Ojos de fuego verde
Maureen O'Hara, Oscar honorífico de la Academia de Hollywood, quedará para el recuerdo como Mary Kate Danaher, en 'El hombre tranquilo'
Aunque el cine, sobre todo el cine clásico, sea una industria, está construido en la memoria del espectador con ladrillos fugaces, como la nostalgia y la memoria. Maureen O'Hara (nacida Maureen Fitzsimmons en Ranelagh, cerca de Dublín, en 1920) se quedó para siempre en los carteles como la Reina del Technicolor; y en la memoria de quienes aman el cine por encima de todas las cosas como Mary Kate Danaher en El hombre tranquilo, una película de John Ford que, a pesar de su lustrosa incorrección política, debería estudiarse en todas las escuelas de cine para entender por qué los genios de cualquier arte son capaces de transmitir emociones complejas con recursos estilísticos sencillos. Eso de Reina del Technicolor se entiende perfectamente en cuanto se ve a la O'Hara en pantalla grande y en cualquier tipo de color, aunque sea Eastmancolor o Trucolor: melena roja, ojos de fuego verde y un carácter tempestuoso, hecho por igual para el sufrimiento silencioso (¡Que verde era mi valle!, otra pieza de arte mayor de Ford) o la resistencia tenaz (Esta tierra es mía, de Jean Renoir). Fue sin duda el mejor amigo de John Wayne y un báculo firme para el atormentado y complejo Charles Laughton, como saben todos los chismosos de Hollywood.
Maureen, a sus 94 años, acaba de recibir un Oscar honorífico de manos de Clint Eastwood y Liam Neeson. En la foto, ambos aparecen sonrientes y encantados (por una vez, las gracias reidas están justificadas) mientras que la anciana O'Hara, todavía con la melena flamígera (probablemente debida a sofisticada química capilar o a una peluca) observa a la concurrencia con el mismo descaro con que Mary Kate Danaher, vestida de zagala como en una égloga de Lope, observaba la llegada de Sean Thornton en El hombre tranquilo.

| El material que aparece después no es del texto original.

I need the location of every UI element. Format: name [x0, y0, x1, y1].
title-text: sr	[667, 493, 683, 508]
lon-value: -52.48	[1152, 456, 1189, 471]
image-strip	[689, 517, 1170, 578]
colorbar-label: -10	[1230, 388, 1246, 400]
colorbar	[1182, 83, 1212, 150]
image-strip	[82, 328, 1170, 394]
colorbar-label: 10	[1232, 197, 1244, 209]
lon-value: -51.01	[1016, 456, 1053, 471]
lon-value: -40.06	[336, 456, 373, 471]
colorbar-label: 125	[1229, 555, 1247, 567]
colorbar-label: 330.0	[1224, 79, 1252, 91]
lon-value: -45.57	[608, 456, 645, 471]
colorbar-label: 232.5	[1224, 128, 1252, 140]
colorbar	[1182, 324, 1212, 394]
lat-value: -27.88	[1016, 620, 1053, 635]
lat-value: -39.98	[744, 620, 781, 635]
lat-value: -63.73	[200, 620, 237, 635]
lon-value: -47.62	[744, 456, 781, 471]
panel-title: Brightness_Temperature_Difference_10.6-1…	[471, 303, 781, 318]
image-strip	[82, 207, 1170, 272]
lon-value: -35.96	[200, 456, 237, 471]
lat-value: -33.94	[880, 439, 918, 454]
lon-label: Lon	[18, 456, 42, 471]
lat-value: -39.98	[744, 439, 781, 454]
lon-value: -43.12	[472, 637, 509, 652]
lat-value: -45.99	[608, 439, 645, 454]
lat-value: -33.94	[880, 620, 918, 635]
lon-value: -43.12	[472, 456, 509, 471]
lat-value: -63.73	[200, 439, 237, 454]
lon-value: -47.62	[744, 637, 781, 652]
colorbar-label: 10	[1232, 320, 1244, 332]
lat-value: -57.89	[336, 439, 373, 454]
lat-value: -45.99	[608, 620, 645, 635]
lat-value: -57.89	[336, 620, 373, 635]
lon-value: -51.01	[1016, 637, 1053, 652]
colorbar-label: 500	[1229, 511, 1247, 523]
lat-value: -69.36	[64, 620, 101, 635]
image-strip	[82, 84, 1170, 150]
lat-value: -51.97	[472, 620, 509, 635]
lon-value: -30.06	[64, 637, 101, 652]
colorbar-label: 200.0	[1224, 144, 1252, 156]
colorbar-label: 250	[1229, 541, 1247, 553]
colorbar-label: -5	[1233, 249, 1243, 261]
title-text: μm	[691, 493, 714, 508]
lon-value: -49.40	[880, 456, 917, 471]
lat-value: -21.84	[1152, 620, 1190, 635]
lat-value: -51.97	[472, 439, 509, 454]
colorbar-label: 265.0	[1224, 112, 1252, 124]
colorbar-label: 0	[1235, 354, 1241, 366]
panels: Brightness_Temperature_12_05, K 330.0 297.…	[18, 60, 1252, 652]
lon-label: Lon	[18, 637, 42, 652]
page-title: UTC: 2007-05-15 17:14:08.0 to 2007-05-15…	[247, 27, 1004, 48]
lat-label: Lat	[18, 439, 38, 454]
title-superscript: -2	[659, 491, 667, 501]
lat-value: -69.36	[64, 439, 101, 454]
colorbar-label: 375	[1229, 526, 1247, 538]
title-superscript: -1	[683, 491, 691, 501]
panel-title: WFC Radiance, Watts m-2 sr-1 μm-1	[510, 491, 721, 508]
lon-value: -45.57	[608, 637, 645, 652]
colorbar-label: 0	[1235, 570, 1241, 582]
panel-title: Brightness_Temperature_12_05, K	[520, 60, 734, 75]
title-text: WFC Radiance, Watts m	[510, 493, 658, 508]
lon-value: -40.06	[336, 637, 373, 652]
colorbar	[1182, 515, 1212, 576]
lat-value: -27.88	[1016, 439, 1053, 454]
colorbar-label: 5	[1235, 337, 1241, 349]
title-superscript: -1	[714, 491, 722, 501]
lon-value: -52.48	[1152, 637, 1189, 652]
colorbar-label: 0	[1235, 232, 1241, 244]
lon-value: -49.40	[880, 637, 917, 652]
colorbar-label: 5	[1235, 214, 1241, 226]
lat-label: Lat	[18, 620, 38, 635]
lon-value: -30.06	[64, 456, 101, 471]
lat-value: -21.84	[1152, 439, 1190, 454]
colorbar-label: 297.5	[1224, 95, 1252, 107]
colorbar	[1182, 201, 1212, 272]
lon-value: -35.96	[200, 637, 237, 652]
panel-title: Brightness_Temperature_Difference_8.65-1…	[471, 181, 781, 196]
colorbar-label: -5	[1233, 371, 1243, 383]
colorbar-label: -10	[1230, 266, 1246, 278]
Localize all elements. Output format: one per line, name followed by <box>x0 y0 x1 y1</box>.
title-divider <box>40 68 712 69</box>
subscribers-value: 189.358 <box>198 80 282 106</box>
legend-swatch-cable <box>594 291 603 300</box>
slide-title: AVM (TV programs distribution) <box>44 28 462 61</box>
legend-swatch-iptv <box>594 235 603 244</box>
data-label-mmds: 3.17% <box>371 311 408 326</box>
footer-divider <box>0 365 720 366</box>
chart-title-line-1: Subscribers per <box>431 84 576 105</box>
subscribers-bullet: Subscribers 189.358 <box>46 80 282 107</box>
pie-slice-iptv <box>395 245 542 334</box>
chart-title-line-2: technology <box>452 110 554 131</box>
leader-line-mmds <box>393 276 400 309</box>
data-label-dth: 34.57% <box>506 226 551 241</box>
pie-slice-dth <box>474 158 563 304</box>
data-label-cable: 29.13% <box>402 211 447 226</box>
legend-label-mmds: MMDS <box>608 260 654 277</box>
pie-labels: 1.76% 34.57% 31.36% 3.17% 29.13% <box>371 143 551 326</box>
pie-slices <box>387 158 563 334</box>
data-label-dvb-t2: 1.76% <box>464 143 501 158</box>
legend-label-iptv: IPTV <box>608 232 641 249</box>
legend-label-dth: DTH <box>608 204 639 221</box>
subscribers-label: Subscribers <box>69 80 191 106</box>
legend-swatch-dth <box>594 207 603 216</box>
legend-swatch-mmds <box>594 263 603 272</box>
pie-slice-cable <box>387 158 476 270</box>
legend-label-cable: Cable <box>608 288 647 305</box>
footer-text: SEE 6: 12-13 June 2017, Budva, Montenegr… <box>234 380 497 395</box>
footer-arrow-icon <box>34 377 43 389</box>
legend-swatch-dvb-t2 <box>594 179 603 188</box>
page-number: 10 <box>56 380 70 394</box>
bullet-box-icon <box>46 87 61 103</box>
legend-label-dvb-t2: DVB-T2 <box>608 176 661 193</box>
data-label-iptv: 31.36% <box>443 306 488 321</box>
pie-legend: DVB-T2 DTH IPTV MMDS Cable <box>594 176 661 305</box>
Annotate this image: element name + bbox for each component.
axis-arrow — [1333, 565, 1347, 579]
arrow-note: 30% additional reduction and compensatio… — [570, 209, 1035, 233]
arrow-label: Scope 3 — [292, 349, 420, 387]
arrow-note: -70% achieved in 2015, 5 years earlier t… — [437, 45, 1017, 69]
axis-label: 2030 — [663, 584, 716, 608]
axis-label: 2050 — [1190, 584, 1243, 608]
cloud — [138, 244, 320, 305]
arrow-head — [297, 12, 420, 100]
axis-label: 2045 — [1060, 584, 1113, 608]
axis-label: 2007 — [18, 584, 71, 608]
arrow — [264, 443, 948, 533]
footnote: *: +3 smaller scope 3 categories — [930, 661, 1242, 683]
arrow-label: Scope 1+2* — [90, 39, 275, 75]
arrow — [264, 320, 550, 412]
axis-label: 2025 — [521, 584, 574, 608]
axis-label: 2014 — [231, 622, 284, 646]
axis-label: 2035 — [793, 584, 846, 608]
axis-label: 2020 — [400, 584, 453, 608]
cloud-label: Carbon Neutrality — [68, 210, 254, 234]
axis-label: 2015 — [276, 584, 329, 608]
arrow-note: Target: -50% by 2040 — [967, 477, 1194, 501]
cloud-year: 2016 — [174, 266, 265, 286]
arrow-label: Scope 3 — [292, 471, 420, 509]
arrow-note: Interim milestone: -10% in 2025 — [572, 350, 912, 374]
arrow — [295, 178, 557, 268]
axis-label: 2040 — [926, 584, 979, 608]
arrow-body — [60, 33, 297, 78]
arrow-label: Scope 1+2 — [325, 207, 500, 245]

Para qué nos vamos a preguntar por la desmemoria de la Academia de Hollywood, o por la resistencia de algunas instituciones a reconocer el talento de aquellos a los que representan. La respuesta va desde la miopía a las rencillas, o quizá la mala suerte. Para eso están los Oscars honoríficos, para corregir los olvidos inolvidables. Si nunca reconocieron el talento de Alfred Hitchcock, milagro parece que se hayan acordado de Maureen.